How can we attain it? How can we take the child-boy and so mould him that he will respond to a command instantly and unfailingly? Within him there is a natural, healthy instinct opposed to it. Within him is the natural human tendency to think and act independently, to learn by experiment, to venture unassisted and unrestrained into the unknown.
Punishment other than corporal will not always do it, because at the time when this condition must be established the boy’s baby mentality is not capable of compassing the long distances between cause and effect. At the early age at which it is necessary to establish perfect obedience, the moral penalties are too slow in action, too complex and too much dependent upon local condition to be effective. There are exceptions, of course. For example: You have a box of sweets and you tell the boy he may take one. He takes two. As a penalty for his disobedience you make him return both pieces to the box and you cast the package into the fire. There you have incorporal punishment that is instant, direct and effective; but this incident is made to order and of rare occurrence in fact. Suppose that the boy swallows the two pieces instantly, or suppose the more usual occurrence that you have forbidden him to partake of the sweets at all and he has surreptitiously eaten one. What then? Casting the remainder into the fire will not impress him at the time because his appetite has been satisfied, the desire is dulled. You may deprive him of his allowance on the day following, but the lapse of time dims the relation of the penalty to the offence. This kind of treatment works well with some of the minor errors but not with disobedience. The tendency to disobey is too constant, too persistent and too frequent, and too early in the boy’s process of development.
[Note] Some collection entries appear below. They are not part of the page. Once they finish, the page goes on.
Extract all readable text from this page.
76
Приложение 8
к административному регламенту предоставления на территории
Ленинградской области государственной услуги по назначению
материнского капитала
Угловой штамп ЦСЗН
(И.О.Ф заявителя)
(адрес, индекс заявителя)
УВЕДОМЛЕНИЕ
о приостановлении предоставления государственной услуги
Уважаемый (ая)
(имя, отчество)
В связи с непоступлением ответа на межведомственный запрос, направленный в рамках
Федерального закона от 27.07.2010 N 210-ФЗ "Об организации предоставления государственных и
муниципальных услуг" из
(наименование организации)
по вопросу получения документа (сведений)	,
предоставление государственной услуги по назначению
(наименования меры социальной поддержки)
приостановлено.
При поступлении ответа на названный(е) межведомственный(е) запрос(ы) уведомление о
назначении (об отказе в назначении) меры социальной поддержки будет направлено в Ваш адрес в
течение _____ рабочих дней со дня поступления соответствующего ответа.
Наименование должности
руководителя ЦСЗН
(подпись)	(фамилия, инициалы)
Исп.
A mother said: “It is not necessary for me to strike my child. I compel him to sit in a chair for one hour without speaking. He fears that more than the rod.” Of course, he does, poor little chap! And that mother did not realise that she was substituting a barbaric torture for mild punishment. I reverse her reasoning: It is not necessary for me to so torture my boy. Nor shall I deprive him of his play, of the outside air, of his supper, of anything that makes for his health and happiness, nor of any good thing that it is in my power to give him.
Disobedience calls for a punishment that is short, direct and impressive. A sharp tap on the palm of a boy’s hand, or on the calf of his leg—or two or five or ten—is the only kind of penance I know of that fills the requirements. It is the one short and sure road to an immediate result. Naturalists tell us that the sense of touch is the first experienced by a newborn child. It is the first and quickest wire from the outer world to the brain. Then come hearing and smelling and seeing and long after these come the moral perceptions, the power of deduction and the distinction of right and wrong. My experience has been that this first sense continues to be the live wire until well on toward the maturity of the child—if the child is a boy. There are many men, who can undergo the severest mental torture with calm resolution and fortitude, but who tremble at the sight of a dental chair. Not long ago I was chatting with a friend, who is a dentist, when a burly policeman rushed in, plumped himself into the operating-chair and asked the dentist to ease his aching tooth. The dentist looked at the tooth and reached for his forceps. “The only way to fix that is to extract it,” he said. The officer of the law sprang from the chair like a jack-in-the-box and made for the door, remarking apologetically as he went out that he couldn’t spare the time. “That man,” said the dentist, when he had gone, “has a medal for bravery, and three times has been commended for saving lives at the risk of his own.”